I pushed my way to the top of the pile.
“Stop it, Luther! That’s enough. Hey, Mr. Gillespie. No more, Beau, Phyllis!”
Finally, the young’uns got the message that someone was watching, and they rolled back and came to a dead halt.
“Hey, Mr. Gillespie,” I said again, breathless. My face was hot as an iron.
“Hi, Tiny,” he said, laughing. “My wife and I came by for a minute to congratulate you.”
“Well, excuse this mess!” I said, as I swept everything off the couch to make room for them. “Sit down.”
They sat down. Mrs. Gillespie was a doll come to life, tiny and cute.
“Can I get y’all some pop or coffee?” Mama said nervously.
“Oh, no thanks,” they said.
I sat down by Mama on the other couch. The kids were unnaturally quiet. This was a big event to have a high school teacher visit, especially the band director, who was a celebrity.

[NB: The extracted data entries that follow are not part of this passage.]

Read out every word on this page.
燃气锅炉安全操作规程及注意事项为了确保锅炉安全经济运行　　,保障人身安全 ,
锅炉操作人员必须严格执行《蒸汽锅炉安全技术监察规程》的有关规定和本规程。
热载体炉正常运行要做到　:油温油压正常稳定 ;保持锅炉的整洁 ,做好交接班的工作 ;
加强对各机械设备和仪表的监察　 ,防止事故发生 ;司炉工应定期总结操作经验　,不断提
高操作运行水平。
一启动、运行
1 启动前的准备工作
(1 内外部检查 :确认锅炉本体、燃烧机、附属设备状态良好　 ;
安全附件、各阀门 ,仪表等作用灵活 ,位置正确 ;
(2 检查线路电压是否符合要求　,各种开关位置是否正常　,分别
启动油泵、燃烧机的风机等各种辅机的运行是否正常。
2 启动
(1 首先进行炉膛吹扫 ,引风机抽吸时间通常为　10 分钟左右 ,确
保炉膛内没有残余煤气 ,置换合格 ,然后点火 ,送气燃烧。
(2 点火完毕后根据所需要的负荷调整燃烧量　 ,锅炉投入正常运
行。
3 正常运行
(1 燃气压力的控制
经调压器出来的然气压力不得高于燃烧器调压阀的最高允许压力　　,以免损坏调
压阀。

“As you know, Tiny,” Mr. Gillespie said, “my wife attended Mountain Retreat.”
“Yeah, you told me.”
Mrs. Gillespie smiled at me.
“We enjoyed your singing last night, Tiny,” she said. “You will fit right in at M-R.”
“Thank you.”
“I was an orphan,” she went on.
Well, she sure didn’t fit the picture of your average orphan. She looked real smart in her spring dress, and a little square hat, gloves, and high-heel shoes. Luther was gaping at her with a glazed look in his eyes.
“When I went to M-R, I had absolutely nothing but the desire to go to college and study music. Somehow I scraped together my tuition. It was tight, but such fun!” Mrs. Gillespie said. “You have a lot to look forward to, Tiny.”
“I know!” I bubbled over. “I’m so excited I can’t think straight!”
We were all excited then, and full of good cheer. We relaxed and talked about M-R, and laid plans for corresponding and seeing each other at Christmas for a progress report, and Mrs. Gillespie told me all about the clubs and things to do, the hikes and swimming in the lake and trips to Asheville for movies and pizza. I wondered what pizza was, but I didn’t ask. And she talked for more than an hour, while the kids broke the world’s record for quietness and good manners. Then Mr. Gillespie had to pull her away.
“The senior prom is tonight!” he told his wife. “And Tiny has to get ready, I’m sure. Who is your date, Tiny?”
“Cecil Hess.” I found myself blushing when I said his name.
“Oh, the valedictorian! Nice boy!”
I was breathless with excitement.
Then, as Mrs. Gillespie was saying goodbye to the kids, Mr. Gillespie suddenly put his hands on my shoulders, kissed me on the forehead, and said, “Congratulations, Ernestina.”
And he gave me a secret smile.
I caught my breath sharply.
Then they left.
“Things are clicking so good,” Mama said with excitement in her voice. “I can’t hardly believe it’s all for real.”
“I know!” I cried. “It’s like Christmas, only better! All the good things are happening at once.”
“Now we gotta fix your hair for tonight,” she said. “You’re going to be the belle of the ball.”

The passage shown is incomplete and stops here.